I find myself living in the midst of the divide much of the time. I try to make sense out of what appears to be a myriad of logical and even faith inspired choices. And so I feel like I’m slogging at times. At times, I even find myself spinning around unsure of what I should be feeling or thinking.
And while I slog and spin the divides don’t seem to close but they seem to get wider and wider. As a result, we move further apart. There’s danger in our isolation. We end up listening to voices we agree with and who rile us up but don’t cause us to think and to pray.
I think it’s important to know what we believe and why. I think we fall short of that in our culture. We don’t know a lot.
One of the issues in the church is that our people are biblically illiterate and unaware of the movements of the Spirit in days past.
In our country too few have a deep understanding of the history and philosophy of our great democratic movement. And our understanding of the greater history of the world is next to nothing.
When we travel we often stay close to ‘tourism’ and never encounter the heartbeat of a country.
When we read we only grab what we agree with and often never venture into the interesting world of the other viewpoint.
We make comments about the immigrant but never strike up a conversation with the worker we suspect might be ‘illegal’.
And when our neighborhoods become too integrated the tendency is to move.
We claim to love God but don’t show it when tensions are high and opinions are mixed.
In other words, we’re becoming soft, less interesting, lacking depth and perspective. We have opinion but lack engagement. And it’s killing us. The divides become wider and become a no-man’s land filled with verbal battles, threats, rumor and innuendo. And in some places it goes beyond a war of words and into a world that’s filled with real bullets, landmines, and oppression.

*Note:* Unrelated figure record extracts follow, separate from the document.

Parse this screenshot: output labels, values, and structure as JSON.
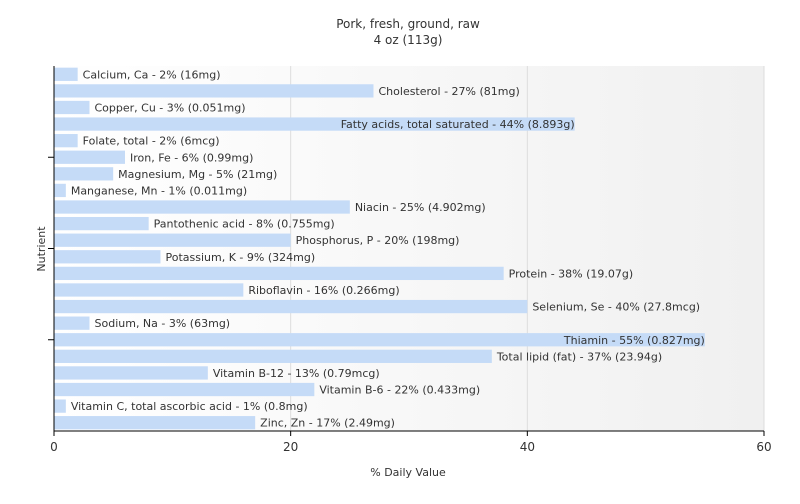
{
  "chart_data": {
    "type": "bar",
    "orientation": "horizontal",
    "title": "Pork, fresh, ground, raw",
    "subtitle": "4 oz (113g)",
    "xlabel": "% Daily Value",
    "ylabel": "Nutrient",
    "xlim": [
      0,
      60
    ],
    "xticks": [
      0,
      20,
      40,
      60
    ],
    "grid": true,
    "bar_color": "#c5dbf7",
    "background_gradient": [
      "#ffffff",
      "#f0f0f0"
    ],
    "bars": [
      {
        "name": "Calcium, Ca",
        "value": 2,
        "label": "Calcium, Ca - 2% (16mg)"
      },
      {
        "name": "Cholesterol",
        "value": 27,
        "label": "Cholesterol - 27% (81mg)"
      },
      {
        "name": "Copper, Cu",
        "value": 3,
        "label": "Copper, Cu - 3% (0.051mg)"
      },
      {
        "name": "Fatty acids, total saturated",
        "value": 44,
        "label": "Fatty acids, total saturated - 44% (8.893g)"
      },
      {
        "name": "Folate, total",
        "value": 2,
        "label": "Folate, total - 2% (6mcg)"
      },
      {
        "name": "Iron, Fe",
        "value": 6,
        "label": "Iron, Fe - 6% (0.99mg)"
      },
      {
        "name": "Magnesium, Mg",
        "value": 5,
        "label": "Magnesium, Mg - 5% (21mg)"
      },
      {
        "name": "Manganese, Mn",
        "value": 1,
        "label": "Manganese, Mn - 1% (0.011mg)"
      },
      {
        "name": "Niacin",
        "value": 25,
        "label": "Niacin - 25% (4.902mg)"
      },
      {
        "name": "Pantothenic acid",
        "value": 8,
        "label": "Pantothenic acid - 8% (0.755mg)"
      },
      {
        "name": "Phosphorus, P",
        "value": 20,
        "label": "Phosphorus, P - 20% (198mg)"
      },
      {
        "name": "Potassium, K",
        "value": 9,
        "label": "Potassium, K - 9% (324mg)"
      },
      {
        "name": "Protein",
        "value": 38,
        "label": "Protein - 38% (19.07g)"
      },
      {
        "name": "Riboflavin",
        "value": 16,
        "label": "Riboflavin - 16% (0.266mg)"
      },
      {
        "name": "Selenium, Se",
        "value": 40,
        "label": "Selenium, Se - 40% (27.8mcg)"
      },
      {
        "name": "Sodium, Na",
        "value": 3,
        "label": "Sodium, Na - 3% (63mg)"
      },
      {
        "name": "Thiamin",
        "value": 55,
        "label": "Thiamin - 55% (0.827mg)"
      },
      {
        "name": "Total lipid (fat)",
        "value": 37,
        "label": "Total lipid (fat) - 37% (23.94g)"
      },
      {
        "name": "Vitamin B-12",
        "value": 13,
        "label": "Vitamin B-12 - 13% (0.79mcg)"
      },
      {
        "name": "Vitamin B-6",
        "value": 22,
        "label": "Vitamin B-6 - 22% (0.433mg)"
      },
      {
        "name": "Vitamin C, total ascorbic acid",
        "value": 1,
        "label": "Vitamin C, total ascorbic acid - 1% (0.8mg)"
      },
      {
        "name": "Zinc, Zn",
        "value": 17,
        "label": "Zinc, Zn - 17% (2.49mg)"
      }
    ]
  }
}
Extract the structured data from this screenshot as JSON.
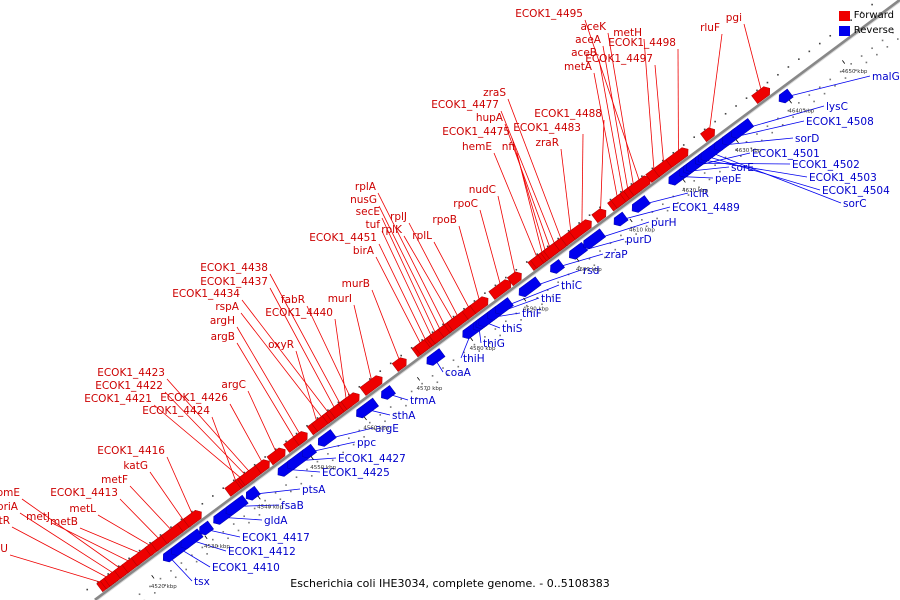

And so I’m asking myself. What would God have me do? Is it enough to blog and post pithy things on my Facebook page? Or is there more?
I think there is more.
How can I become better read, more thoughtful, more prayerful, and more engaged? Maybe that’s something you can ask yourself. You see, these divides are becoming problems. Polarization is occurring. People are getting angry. Anger leads to all kind of ugly things.
By the way, none of this means that someone doesn’t have an opinion, or fights for their point of view. Not at all. But I have a hunch we could do a better job of listening to, learning from, and engaging each other. We’ve got to. There’s a lot at stake.